Crosstalk between complement component 5a receptors (C5aRs) and TLRs in dendritic cells (DCs) occurs upon pathogen invasion; however, studies on C5aR and TLR crosstalk mainly focused on the modulating effect of C5a on TLR-induced cytokine production. To elucidate the breadth of C5aR and TLR4 crosstalk, the effect of simultaneous treatment with C5a and LPS was investigated in human monocyte-derived DCs (moDCs) 2 h after stimulation using whole transcriptome sequencing analysis. Although the effect of C5a on hallmark genes defining TLR4-induced DC maturation was limited at this time point, RNA sequencing analysis revealed a great variety of novel C5a targets, of which many interfere with TLR4-mediated immune activation. Analysis of functional relationships among these genes uncovered induction of a central immune regulatory network upon C5aR and TLR4 crosstalk, involving the transcription factors forkhead box (FOX)O1 and FOXO3 and the signaling molecules serum- and glucocorticoid-inducible kinase (SGK1), ribosomal S6 kinase 2 (RSK2), and PI3Kß. C5aR and TLR crosstalk, furthermore, yielded down-regulation of mainly proinflammatory network branches, including IL-12B, IL-2Rα (IL-2RA), and jagged 1 (JAG1) and cooperative induction of predominantly anti-inflammatory network branches, including sphingosine kinase 1 (SPHK1), ß2 adrenergic receptor (ADRB2), gastric inhibitory polypeptide receptor (GIPR), and four-and-a-half Lin11, Isl-1, and Mec-3 domains protein 2 (FHL2). Together, these data point toward induction of generalized immune regulation of DC function. Motif enrichment analysis indicate a prominent role for basic leucine zipper (bZIP) and IFN regulatory factor 4 (IRF4) transcription factors upon C5aR and TLR4 crosstalk. Additionally, differences were observed in the modulating capacity of C5a on DCs in the absence or presence of a pathogen (TLR stimulus). Our findings shed new light on the depth and complexity of C5aR and TLR4 crosstalk and provide new foci of research for future studies.

Crosstalk between Toll like receptors and C5a receptor in human monocyte derived DCs suppress inflammatory cytokine production.
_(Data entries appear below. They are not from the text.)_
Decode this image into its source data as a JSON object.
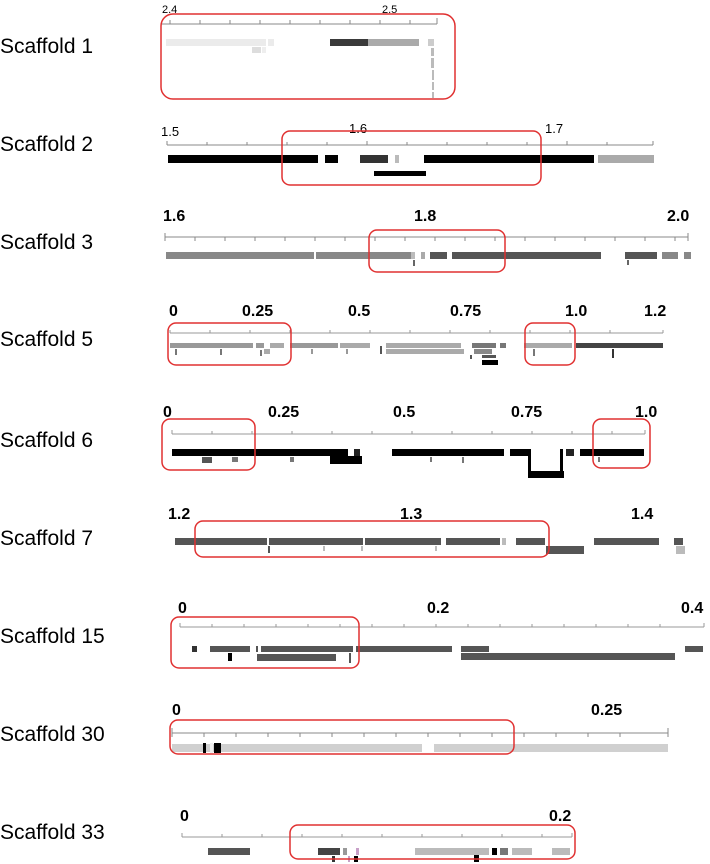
{
  "colors": {
    "highlight": "#e03030",
    "axis": "#777777",
    "black": "#000000",
    "dark": "#444444",
    "mid": "#888888",
    "light": "#bbbbbb",
    "pale": "#d8d8d8"
  },
  "scaffolds": [
    {
      "label": "Scaffold 1",
      "ticks": [
        "2.4",
        "2.5"
      ]
    },
    {
      "label": "Scaffold 2",
      "ticks": [
        "1.5",
        "1.6",
        "1.7"
      ]
    },
    {
      "label": "Scaffold 3",
      "ticks": [
        "1.6",
        "1.8",
        "2.0"
      ]
    },
    {
      "label": "Scaffold 5",
      "ticks": [
        "0",
        "0.25",
        "0.5",
        "0.75",
        "1.0",
        "1.2"
      ]
    },
    {
      "label": "Scaffold 6",
      "ticks": [
        "0",
        "0.25",
        "0.5",
        "0.75",
        "1.0"
      ]
    },
    {
      "label": "Scaffold 7",
      "ticks": [
        "1.2",
        "1.3",
        "1.4"
      ]
    },
    {
      "label": "Scaffold 15",
      "ticks": [
        "0",
        "0.2",
        "0.4"
      ]
    },
    {
      "label": "Scaffold 30",
      "ticks": [
        "0",
        "0.25"
      ]
    },
    {
      "label": "Scaffold 33",
      "ticks": [
        "0",
        "0.2"
      ]
    }
  ]
}
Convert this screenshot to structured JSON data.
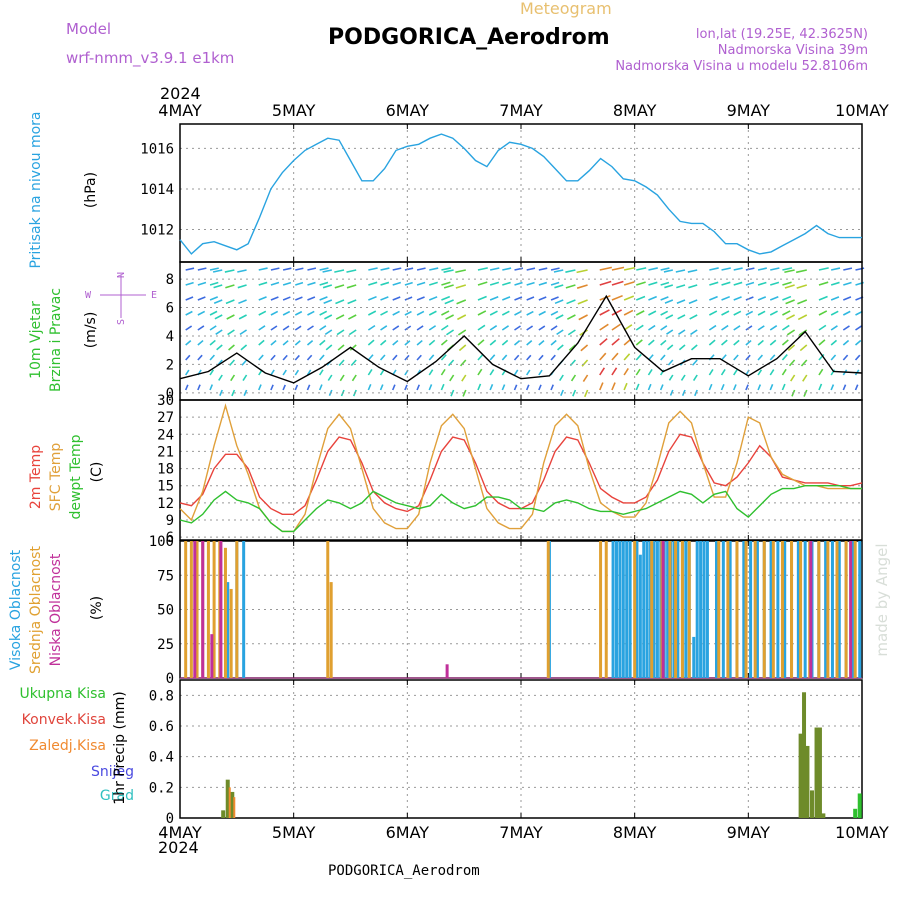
{
  "header": {
    "model_label": "Model",
    "model_name": "wrf-nmm_v3.9.1 e1km",
    "chart_kind": "Meteogram",
    "station": "PODGORICA_Aerodrom",
    "lonlat": "lon,lat (19.25E, 42.3625N)",
    "elevation": "Nadmorska Visina 39m",
    "model_elevation": "Nadmorska Visina u modelu 52.8106m",
    "bottom_station": "PODGORICA_Aerodrom",
    "credit": "made by Angel"
  },
  "colors": {
    "pressure": "#29a3e0",
    "t2m": "#e8433c",
    "tsfc": "#e0a03a",
    "dewpt": "#2fc02f",
    "total_precip": "#6e8b2a",
    "conv_precip": "#e0453c",
    "frozen_precip": "#f08a30",
    "snow": "#4a4ae0",
    "hail": "#30c0c0",
    "cloud_high": "#29a3e0",
    "cloud_mid": "#e0a030",
    "cloud_low": "#c0309a",
    "model_text": "#b060d0"
  },
  "chart_data": [
    {
      "type": "line",
      "panel": "pressure",
      "ylabel": "Pritisak na nivou mora",
      "unit": "(hPa)",
      "yticks": [
        1012,
        1014,
        1016
      ],
      "ylim": [
        1010.4,
        1017.2
      ],
      "x_days": [
        0,
        0.1,
        0.2,
        0.3,
        0.4,
        0.5,
        0.6,
        0.7,
        0.8,
        0.9,
        1.0,
        1.1,
        1.2,
        1.3,
        1.4,
        1.5,
        1.6,
        1.7,
        1.8,
        1.9,
        2.0,
        2.1,
        2.2,
        2.3,
        2.4,
        2.5,
        2.6,
        2.7,
        2.8,
        2.9,
        3.0,
        3.1,
        3.2,
        3.3,
        3.4,
        3.5,
        3.6,
        3.7,
        3.8,
        3.9,
        4.0,
        4.1,
        4.2,
        4.3,
        4.4,
        4.5,
        4.6,
        4.7,
        4.8,
        4.9,
        5.0,
        5.1,
        5.2,
        5.3,
        5.4,
        5.5,
        5.6,
        5.7,
        5.8,
        5.9,
        6.0
      ],
      "series": [
        {
          "values": [
            1011.5,
            1010.8,
            1011.3,
            1011.4,
            1011.2,
            1011.0,
            1011.3,
            1012.6,
            1014.0,
            1014.8,
            1015.4,
            1015.9,
            1016.2,
            1016.5,
            1016.4,
            1015.4,
            1014.4,
            1014.4,
            1015.0,
            1015.9,
            1016.1,
            1016.2,
            1016.5,
            1016.7,
            1016.5,
            1016.0,
            1015.4,
            1015.1,
            1015.9,
            1016.3,
            1016.2,
            1016.0,
            1015.6,
            1015.0,
            1014.4,
            1014.4,
            1014.9,
            1015.5,
            1015.1,
            1014.5,
            1014.4,
            1014.1,
            1013.7,
            1013.0,
            1012.4,
            1012.3,
            1012.3,
            1011.9,
            1011.3,
            1011.3,
            1011.0,
            1010.8,
            1010.9,
            1011.2,
            1011.5,
            1011.8,
            1012.2,
            1011.8,
            1011.6,
            1011.6,
            1011.6
          ]
        }
      ]
    },
    {
      "type": "line",
      "panel": "wind",
      "ylabel": "10m Vjetar Brzina i Pravac",
      "unit": "(m/s)",
      "compass": [
        "N",
        "W",
        "E",
        "S"
      ],
      "yticks": [
        0,
        2,
        4,
        6,
        8
      ],
      "ylim": [
        -0.5,
        9.2
      ],
      "x_days": [
        0,
        0.25,
        0.5,
        0.75,
        1.0,
        1.25,
        1.5,
        1.75,
        2.0,
        2.25,
        2.5,
        2.75,
        3.0,
        3.25,
        3.5,
        3.75,
        4.0,
        4.25,
        4.5,
        4.75,
        5.0,
        5.25,
        5.5,
        5.75,
        6.0
      ],
      "series": [
        {
          "values": [
            1.0,
            1.5,
            2.8,
            1.4,
            0.7,
            1.8,
            3.2,
            1.8,
            0.8,
            2.2,
            4.0,
            2.0,
            1.0,
            1.2,
            3.5,
            6.8,
            3.2,
            1.5,
            2.4,
            2.4,
            1.2,
            2.4,
            4.3,
            1.5,
            1.4
          ]
        }
      ]
    },
    {
      "type": "line",
      "panel": "temperature",
      "ylabel": "2m Temp / SFC Temp / dewpt Temp",
      "unit": "(C)",
      "yticks": [
        6,
        9,
        12,
        15,
        18,
        21,
        24,
        27,
        30
      ],
      "ylim": [
        5.5,
        30
      ],
      "x_days": [
        0,
        0.1,
        0.2,
        0.3,
        0.4,
        0.5,
        0.6,
        0.7,
        0.8,
        0.9,
        1.0,
        1.1,
        1.2,
        1.3,
        1.4,
        1.5,
        1.6,
        1.7,
        1.8,
        1.9,
        2.0,
        2.1,
        2.2,
        2.3,
        2.4,
        2.5,
        2.6,
        2.7,
        2.8,
        2.9,
        3.0,
        3.1,
        3.2,
        3.3,
        3.4,
        3.5,
        3.6,
        3.7,
        3.8,
        3.9,
        4.0,
        4.1,
        4.2,
        4.3,
        4.4,
        4.5,
        4.6,
        4.7,
        4.8,
        4.9,
        5.0,
        5.1,
        5.2,
        5.3,
        5.4,
        5.5,
        5.6,
        5.7,
        5.8,
        5.9,
        6.0
      ],
      "series": [
        {
          "name": "2m Temp",
          "values": [
            12,
            11.5,
            13.5,
            18,
            20.5,
            20.5,
            18,
            13,
            11,
            10,
            10,
            11.5,
            16,
            21,
            23.5,
            23,
            19,
            14,
            12,
            11,
            10.5,
            11.5,
            16,
            21,
            23.5,
            23,
            19,
            14,
            12,
            11,
            11,
            12,
            16,
            21,
            23.5,
            23,
            19,
            14.5,
            13,
            12,
            12,
            13,
            16,
            21,
            24,
            23.5,
            19,
            15.5,
            15,
            16.5,
            19,
            22,
            20,
            16.5,
            16,
            15.5,
            15.5,
            15.5,
            15,
            15,
            15.5
          ]
        },
        {
          "name": "SFC Temp",
          "values": [
            11,
            9,
            14,
            22,
            29,
            22,
            17,
            11,
            8.5,
            7,
            7,
            10,
            18,
            25,
            27.5,
            25,
            18,
            11,
            8.5,
            7.5,
            7.5,
            10,
            19,
            25.5,
            27.5,
            25,
            18,
            11,
            8.5,
            7.5,
            7.5,
            10,
            19,
            25.5,
            27.5,
            25.5,
            18,
            12,
            10.5,
            9.5,
            9.5,
            12,
            18.5,
            26,
            28,
            26,
            19,
            13,
            13,
            19,
            27,
            26,
            20,
            17,
            16,
            15,
            15,
            14.5,
            14.5,
            14.5,
            14.5
          ]
        },
        {
          "name": "dewpt Temp",
          "values": [
            9,
            8.5,
            10,
            12.5,
            14,
            12.5,
            12,
            11,
            8.5,
            7,
            7,
            9,
            11,
            12.5,
            12,
            11,
            12,
            14,
            13,
            12,
            11.5,
            11,
            11.5,
            13.5,
            12,
            11,
            11.5,
            13,
            13,
            12.5,
            11,
            11,
            10.5,
            12,
            12.5,
            12,
            11,
            10.5,
            10.5,
            10,
            10.5,
            11,
            12,
            13,
            14,
            13.5,
            12,
            13.5,
            14,
            11,
            9.5,
            11.5,
            13.5,
            14.5,
            14.5,
            15,
            15,
            15,
            15,
            14.5,
            14.5
          ]
        }
      ]
    },
    {
      "type": "bar",
      "panel": "cloud",
      "ylabel": "Visoka Oblacnost / Srednja Oblacnost / Niska Oblacnost",
      "unit": "(%)",
      "yticks": [
        0,
        25,
        50,
        75,
        100
      ],
      "ylim": [
        0,
        100
      ],
      "series": [
        {
          "name": "Visoka Oblacnost",
          "x_days": [
            0.42,
            0.5,
            0.56,
            3.25,
            3.81,
            3.84,
            3.87,
            3.9,
            3.93,
            3.96,
            4.02,
            4.05,
            4.08,
            4.11,
            4.14,
            4.17,
            4.2,
            4.23,
            4.26,
            4.29,
            4.32,
            4.35,
            4.38,
            4.42,
            4.45,
            4.48,
            4.52,
            4.55,
            4.58,
            4.61,
            4.64,
            4.72,
            4.78,
            4.84,
            4.9,
            4.96,
            5.02,
            5.08,
            5.14,
            5.2,
            5.26,
            5.32,
            5.38,
            5.44,
            5.5,
            5.56,
            5.62,
            5.68,
            5.74,
            5.8,
            5.86,
            5.92,
            5.98
          ],
          "values": [
            70,
            100,
            100,
            100,
            100,
            100,
            100,
            100,
            100,
            100,
            100,
            90,
            100,
            100,
            100,
            100,
            100,
            100,
            100,
            100,
            100,
            100,
            100,
            100,
            100,
            100,
            30,
            100,
            100,
            100,
            100,
            100,
            100,
            100,
            100,
            100,
            100,
            100,
            100,
            100,
            100,
            100,
            100,
            100,
            100,
            100,
            100,
            100,
            100,
            100,
            100,
            100,
            100
          ]
        },
        {
          "name": "Srednja Oblacnost",
          "x_days": [
            0.05,
            0.1,
            0.15,
            0.2,
            0.25,
            0.3,
            0.35,
            0.4,
            0.45,
            0.5,
            1.3,
            1.33,
            3.24,
            3.7,
            3.75,
            4.0,
            4.15,
            4.24,
            4.31,
            4.36,
            4.42,
            4.48,
            4.74,
            4.82,
            4.9,
            4.98,
            5.06,
            5.14,
            5.22,
            5.3,
            5.38,
            5.46,
            5.54,
            5.62,
            5.7,
            5.78,
            5.86,
            5.94
          ],
          "values": [
            100,
            100,
            100,
            100,
            100,
            100,
            100,
            95,
            65,
            100,
            100,
            70,
            100,
            100,
            100,
            100,
            100,
            100,
            100,
            100,
            100,
            100,
            100,
            100,
            100,
            100,
            100,
            100,
            100,
            100,
            100,
            100,
            100,
            100,
            100,
            100,
            100,
            100
          ]
        },
        {
          "name": "Niska Oblacnost",
          "x_days": [
            0.13,
            0.2,
            0.28,
            0.36,
            2.35,
            4.25,
            5.55,
            5.9
          ],
          "values": [
            100,
            100,
            32,
            100,
            10,
            100,
            100,
            100
          ]
        }
      ]
    },
    {
      "type": "bar",
      "panel": "precip",
      "ylabel": "1hr Precip (mm)",
      "legend": [
        "Ukupna Kisa",
        "Konvek.Kisa",
        "Zaledj.Kisa",
        "Snijeg",
        "Grad"
      ],
      "yticks": [
        0,
        0.2,
        0.4,
        0.6,
        0.8
      ],
      "ylim": [
        0,
        0.9
      ],
      "series": [
        {
          "name": "Ukupna Kisa",
          "x_days": [
            0.38,
            0.42,
            0.46,
            5.46,
            5.49,
            5.52,
            5.56,
            5.6,
            5.63,
            5.66,
            5.94,
            5.98
          ],
          "values": [
            0.05,
            0.25,
            0.17,
            0.55,
            0.82,
            0.47,
            0.18,
            0.59,
            0.59,
            0.03,
            0.06,
            0.16
          ]
        }
      ]
    }
  ],
  "x_axis": {
    "year": "2024",
    "day_labels": [
      "4MAY",
      "5MAY",
      "6MAY",
      "7MAY",
      "8MAY",
      "9MAY",
      "10MAY"
    ]
  }
}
The complement anaphylatoxin, C5a has been implicated in regulation of adaptive immune responses through modulation of APC function as shown mainly in studies in mice. C5a was shown to enhance cytokine production in immature DCs, but the effect of C5a on DC function during DC activation has not been elucidated in human. In this study we investigated the effect of C5a on human monocyte derived DCs when simultaneously stimulated with TLR ligands. While C5a indeed enhanced cytokine production of immature DCs, the addition of C5a inhibited production of IL-12, IL-23 and TNFα induced by various TLR ligands such as LPS, R848 and Pam(3)CSK(4). The inhibitory effect of C5a on LPS induced IL-6 production was less pronounced and LPS induced IL-10 was not affected at all. This indicates that C5aR signaling has a differential effect on human DC differentiation depending on the crosstalk with other receptors. Furthermore we found that C5a affects the LPS induced cytokines in a small time frame, and requires almost concurrent signaling of C5a receptor and TLR4. These data emphasize the complexity of DC regulation by anaphylatoxins. While complement activation may provide proinflammatory signals to immature DCs in the absence of pathogens, the same products may serve to downmodulate or deviate immune responses upon combat against infections. These context depending effects of anaphylatoxins on immune responses may have important implications for the emerging use of complement inhibitors in clinical practice.